We have done affected sib pair studies for many years with moderate success as we already described five years ago. Professor John Edwards brought to my attention the “sib similiarity problem“, that is still not widely known. ASP studies are based on “the premise that a set of ASPs will share more than the expected proportion of alleles at a disease-susceptibility locus with the implication that these were the sole cause for excess sharing”. This is not necessarily true and may be one reason of the failure of ASP studies. More or less by chance, I found that that the observation of 1 discordant sib in ASP families be an extremely powerful. “Being sane in an insane world” e.g. being healthy while having most of the risk alleles and all the environment risk that made the sibs ill. Yea, yea.

Who is who in German genetic research?

You may want to start with names listed at Laborjournal. Aside from universities major institutes are with Max Planck and Helmholtz. Main funding comes by DFG (Deutsche Forschungsgemeinschaft, who lists all their projects at GEPRIS) and by BMBF (German Ministry of Research) with a few projects online at National Genome Research Network.

More about parents and self

I would be interested to learn more about the rate of non-matching parent-child SNP assays (preferably Affymetrix technology as current Illumina chips do not include low MAF variants).

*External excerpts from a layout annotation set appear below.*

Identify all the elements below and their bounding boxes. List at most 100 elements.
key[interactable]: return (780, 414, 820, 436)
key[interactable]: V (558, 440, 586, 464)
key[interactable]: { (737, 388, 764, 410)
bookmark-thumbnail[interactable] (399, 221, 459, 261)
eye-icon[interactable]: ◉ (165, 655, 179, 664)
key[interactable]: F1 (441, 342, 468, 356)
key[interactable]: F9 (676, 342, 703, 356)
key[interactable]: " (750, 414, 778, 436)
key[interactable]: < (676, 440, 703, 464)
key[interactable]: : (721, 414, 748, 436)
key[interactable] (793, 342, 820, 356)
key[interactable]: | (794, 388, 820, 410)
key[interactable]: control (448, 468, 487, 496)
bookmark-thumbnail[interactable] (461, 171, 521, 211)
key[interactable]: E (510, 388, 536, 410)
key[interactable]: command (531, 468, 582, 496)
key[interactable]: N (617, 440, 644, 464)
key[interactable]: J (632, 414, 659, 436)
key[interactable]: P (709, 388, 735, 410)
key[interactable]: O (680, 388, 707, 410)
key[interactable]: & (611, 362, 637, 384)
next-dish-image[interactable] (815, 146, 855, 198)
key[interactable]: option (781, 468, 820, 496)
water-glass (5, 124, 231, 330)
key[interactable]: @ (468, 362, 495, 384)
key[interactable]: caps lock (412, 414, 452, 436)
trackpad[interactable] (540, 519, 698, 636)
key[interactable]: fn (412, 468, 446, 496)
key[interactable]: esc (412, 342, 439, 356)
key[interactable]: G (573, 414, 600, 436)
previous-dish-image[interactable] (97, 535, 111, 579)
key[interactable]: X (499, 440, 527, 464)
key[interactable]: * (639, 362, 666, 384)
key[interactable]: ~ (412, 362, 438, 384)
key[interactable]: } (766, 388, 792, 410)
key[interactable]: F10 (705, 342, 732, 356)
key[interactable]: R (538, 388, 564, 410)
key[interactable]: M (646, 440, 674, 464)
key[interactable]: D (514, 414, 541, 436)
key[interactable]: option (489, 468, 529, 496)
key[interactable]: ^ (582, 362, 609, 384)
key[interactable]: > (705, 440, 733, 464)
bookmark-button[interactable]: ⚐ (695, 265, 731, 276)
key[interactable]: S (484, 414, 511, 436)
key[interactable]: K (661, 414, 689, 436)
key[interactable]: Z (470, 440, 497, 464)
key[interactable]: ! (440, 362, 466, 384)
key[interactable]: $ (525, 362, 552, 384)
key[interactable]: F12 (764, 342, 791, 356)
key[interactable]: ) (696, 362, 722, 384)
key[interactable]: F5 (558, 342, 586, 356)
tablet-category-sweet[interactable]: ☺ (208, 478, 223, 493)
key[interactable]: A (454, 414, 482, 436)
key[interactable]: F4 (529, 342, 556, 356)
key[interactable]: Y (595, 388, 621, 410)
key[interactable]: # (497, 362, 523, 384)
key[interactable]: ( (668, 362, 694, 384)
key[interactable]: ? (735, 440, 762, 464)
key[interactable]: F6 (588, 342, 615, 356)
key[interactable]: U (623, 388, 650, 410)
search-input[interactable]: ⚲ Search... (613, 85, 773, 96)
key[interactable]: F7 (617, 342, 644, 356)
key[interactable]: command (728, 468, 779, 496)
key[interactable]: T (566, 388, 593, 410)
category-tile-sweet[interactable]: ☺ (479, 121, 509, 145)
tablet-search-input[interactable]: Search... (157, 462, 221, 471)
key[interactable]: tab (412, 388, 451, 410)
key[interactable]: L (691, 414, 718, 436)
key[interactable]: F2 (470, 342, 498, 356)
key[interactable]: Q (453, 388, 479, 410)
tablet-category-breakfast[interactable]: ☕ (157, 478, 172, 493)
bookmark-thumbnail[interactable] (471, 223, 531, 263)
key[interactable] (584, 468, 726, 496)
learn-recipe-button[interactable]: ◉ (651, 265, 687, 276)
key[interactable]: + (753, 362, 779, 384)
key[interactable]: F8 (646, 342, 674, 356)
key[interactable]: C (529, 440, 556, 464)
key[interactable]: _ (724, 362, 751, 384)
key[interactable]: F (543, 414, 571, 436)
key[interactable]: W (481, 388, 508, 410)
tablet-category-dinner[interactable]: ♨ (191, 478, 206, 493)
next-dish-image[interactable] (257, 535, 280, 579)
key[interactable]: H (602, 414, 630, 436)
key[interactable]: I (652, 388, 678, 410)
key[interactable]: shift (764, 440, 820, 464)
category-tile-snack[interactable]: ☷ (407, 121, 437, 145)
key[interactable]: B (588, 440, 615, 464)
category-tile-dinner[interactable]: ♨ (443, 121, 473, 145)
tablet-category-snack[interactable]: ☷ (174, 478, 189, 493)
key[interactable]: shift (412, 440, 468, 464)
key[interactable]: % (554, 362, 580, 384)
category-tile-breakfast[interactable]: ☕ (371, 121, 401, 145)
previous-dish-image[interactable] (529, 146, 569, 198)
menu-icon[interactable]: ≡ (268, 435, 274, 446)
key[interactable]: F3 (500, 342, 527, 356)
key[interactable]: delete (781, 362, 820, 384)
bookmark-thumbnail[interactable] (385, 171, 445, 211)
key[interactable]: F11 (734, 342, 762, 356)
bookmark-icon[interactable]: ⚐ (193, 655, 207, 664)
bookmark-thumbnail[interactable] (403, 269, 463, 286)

This could tell us something about the role of de novo somatic mutations: Read more in a recent TIGS paper by Kenneth Weiss. Has anyone checked different tissues of the same individual and looked for mosaics? Or traced the fate of blood transfusions? Or followed up a single individuals over a couple of years?

This idea is also fuelled by a recent Cell paper that shows Sticker’s sarcoma to be transmitted among dogs by licking or biting tumor-affected areas. Yea, yea.

From misunderstanding to dogma

The Nature Reviews Genetics Timeline features an interesting story on human chromosome numbers. Theophilus Painter in his 1921 Science paper wrote: “In my own materials the counts range from 45 to 48 apparent chromosomes” which was interpreted for obvious reasons to be 46 or 48 (Painter probably saw a bended chr1 as 2 different ones). Textbooks then reported 48 human chromosomes for 3 decades until the classical paper of Tijo in 1956 paper who confirmed 46 human chromosomes. Gartler believes that Tijos unusal background have made him likely to question authority. Yea, yea.